FileNotFoundError: [Errno 2] No such file or directory: '../../../../primary_data/abundance_maps.npz'

### load the data folder

In [None]:
spectrum_folder = '../../../../primary_data/main_mosaic_6by5/Spectrum2D_PC10/'
file_names = []
tmp = os.listdir(spectrum_folder)
for filename in tmp:
    if filename.endswith('.npz'):
        file_names.append(filename)

file_names = sorted(file_names)
files = [os.path.join(spectrum_folder,file_name) for file_name in file_names]


### subsample from all the tiles the spectrum 2D 

In [None]:
subsample_size = int(0.1*1024**2)
np.random.rand(100); sample = np.random.choice(1024**2, subsample_size)

spectrum_2D = np.zeros((subsample_size*abundance_maps.shape[3],250))

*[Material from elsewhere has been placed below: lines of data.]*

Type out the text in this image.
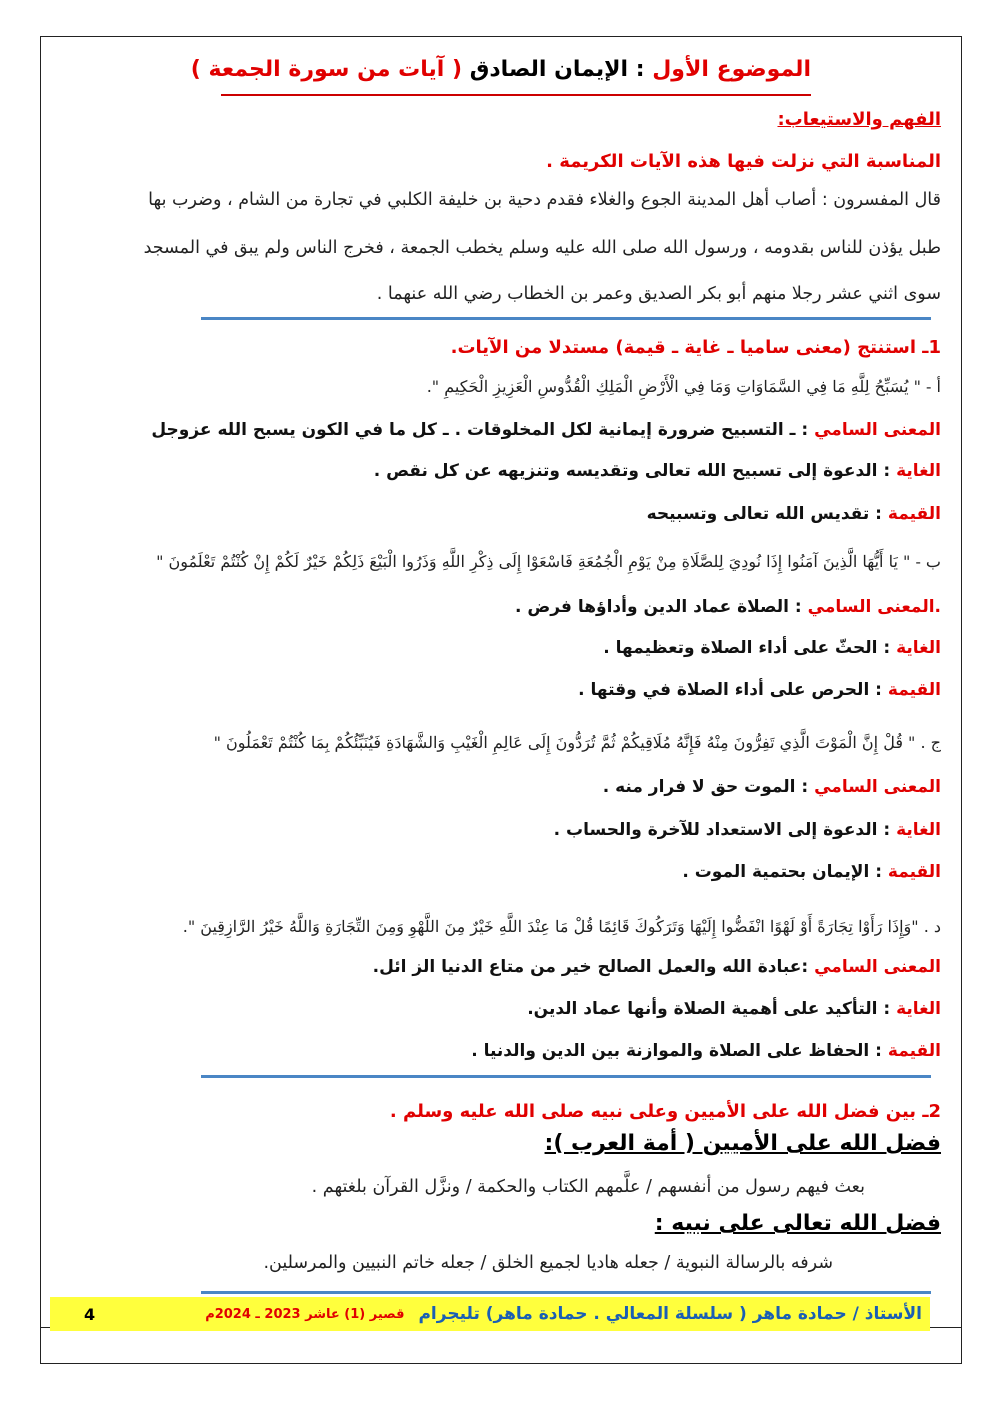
الموضوع الأول : الإيمان الصادق ( آيات من سورة الجمعة )
الفهم والاستيعاب:
المناسبة التي نزلت فيها هذه الآيات الكريمة .
قال المفسرون : أصاب أهل المدينة الجوع والغلاء فقدم دحية بن خليفة الكلبي في تجارة من الشام ، وضرب بها
طبل يؤذن للناس بقدومه ، ورسول الله صلى الله عليه وسلم يخطب الجمعة ، فخرج الناس ولم يبق في المسجد
سوى اثني عشر رجلا منهم أبو بكر الصديق وعمر بن الخطاب رضي الله عنهما .
1ـ استنتج (معنى ساميا ـ غاية ـ قيمة) مستدلا من الآيات.
أ - " يُسَبِّحُ لِلَّهِ مَا فِي السَّمَاوَاتِ وَمَا فِي الْأَرْضِ الْمَلِكِ الْقُدُّوسِ الْعَزِيزِ الْحَكِيمِ ".
المعنى السامي : ـ التسبيح ضرورة إيمانية لكل المخلوقات . ـ كل ما في الكون يسبح الله عزوجل
الغاية : الدعوة إلى تسبيح الله تعالى وتقديسه وتنزيهه عن كل نقص .
القيمة : تقديس الله تعالى وتسبيحه
ب - " يَا أَيُّهَا الَّذِينَ آمَنُوا إِذَا نُودِيَ لِلصَّلَاةِ مِنْ يَوْمِ الْجُمُعَةِ فَاسْعَوْا إِلَى ذِكْرِ اللَّهِ وَذَرُوا الْبَيْعَ ذَلِكُمْ خَيْرٌ لَكُمْ إِنْ كُنْتُمْ تَعْلَمُونَ "
.المعنى السامي : الصلاة عماد الدين وأداؤها فرض .
الغاية : الحثّ على أداء الصلاة وتعظيمها .
القيمة : الحرص على أداء الصلاة في وقتها .
ج . " قُلْ إِنَّ الْمَوْتَ الَّذِي تَفِرُّونَ مِنْهُ فَإِنَّهُ مُلَاقِيكُمْ ثُمَّ تُرَدُّونَ إِلَى عَالِمِ الْغَيْبِ وَالشَّهَادَةِ فَيُنَبِّئُكُمْ بِمَا كُنْتُمْ تَعْمَلُونَ "
المعنى السامي : الموت حق لا فرار منه .
الغاية : الدعوة إلى الاستعداد للآخرة والحساب .
القيمة : الإيمان بحتمية الموت .
د . "وَإِذَا رَأَوْا تِجَارَةً أَوْ لَهْوًا انْفَضُّوا إِلَيْهَا وَتَرَكُوكَ قَائِمًا قُلْ مَا عِنْدَ اللَّهِ خَيْرٌ مِنَ اللَّهْوِ وَمِنَ التِّجَارَةِ وَاللَّهُ خَيْرُ الرَّازِقِينَ ".
المعنى السامي :عبادة الله والعمل الصالح خير من متاع الدنيا الز ائل.
الغاية : التأكيد على أهمية الصلاة وأنها عماد الدين.
القيمة : الحفاظ على الصلاة والموازنة بين الدين والدنيا .
2ـ بين فضل الله على الأميين وعلى نبيه صلى الله عليه وسلم .
فضل الله على الأميين ( أمة العرب ):
بعث فيهم رسول من أنفسهم / علَّمهم الكتاب والحكمة / ونزَّل القرآن بلغتهم .
فضل الله تعالى على نبيه :
شرفه بالرسالة النبوية / جعله هاديا لجميع الخلق / جعله خاتم النبيين والمرسلين.
الأستاذ / حمادة ماهر ( سلسلة المعالي . حمادة ماهر) تليجرام
قصير (1) عاشر 2023 ـ 2024م
4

for tile_idx in range(abundance_maps.shape[3]):
    # data
    spectrum_2D[tile_idx*subsample_size:(tile_idx+1)*subsample_size,:] =  np.load(files[tile_idx])['spectrum_2D'][sample,:]
    print(tile_idx,end='\r')

### get the corresponding RGBA colors

In [None]:
colors_list = np.zeros((subsample_size*abundance_maps.shape[3],4))   #RGBA

for tile_idx in range(abundance_maps.shape[3]):
    # color
    max_color_tile = np.argmax(abundance_maps_selected[:,:,:,tile_idx],axis=0)
    alpha_tile = np.max(abundance_maps_selected[:,:,:,tile_idx],axis=0)
    
    # reshape
    max_color_tile = max_color_tile.reshape((1024**2))
    alpha_tile = alpha_tile.reshape(((1024**2)))
    
    # set RGB then A
    colors_list[tile_idx*subsample_size:(tile_idx+1)*subsample_size,0:3] = [colors[i] for i in max_color_tile[sample]]
    colors_list[tile_idx*subsample_size:(tile_idx+1)*subsample_size,3] = [alpha_tile[i] for i in max_color_tile[sample]]
    

### Apply umap

In [None]:
# Apply UMAP directly
start = datetime.now()
umap_metric = 'chevyshev'
umap1 = umap.UMAP(n_components=2, n_neighbors=10, min_dist=0.0, metric=umap_metric,random_state=100)
embeddings = umap1.fit_transform(spectrum_2D)

end = datetime.now()
# if 3 dimensions for UMAP, which ones to use (0,1,or 2)
dim_a = 0
dim_b = 1

# scaling
scaler = MinMaxScaler()
embeddings = scaler.fit_transform(embeddings)

etime = end-start
print('Duration for UMAP fitting: {}'.format(end - start))

### Visualize

In [None]:
%matplotlib inline 

f, ax = plt.subplots(figsize=(20,20))
sns.despine(left=True, bottom=True, right=True)
ax.set_facecolor("black")
ax.scatter(embeddings[:,dim_a],MinMaxScaler(feature_range=(0, 2)).embeddings[:,dim_b], s=0.05,c=colors_list,marker='o') 
f.tight_layout() 

#plt.axis('off')
#plt.show()

ax.xaxis.set_tick_params(labelbottom=False)
ax.yaxis.set_tick_params(labelleft=False)

plt.legend(loc=3)
plt.savefig('../../../../primary_data/other_png/Figure_6_%s.png' % umap_metric,dpi=300)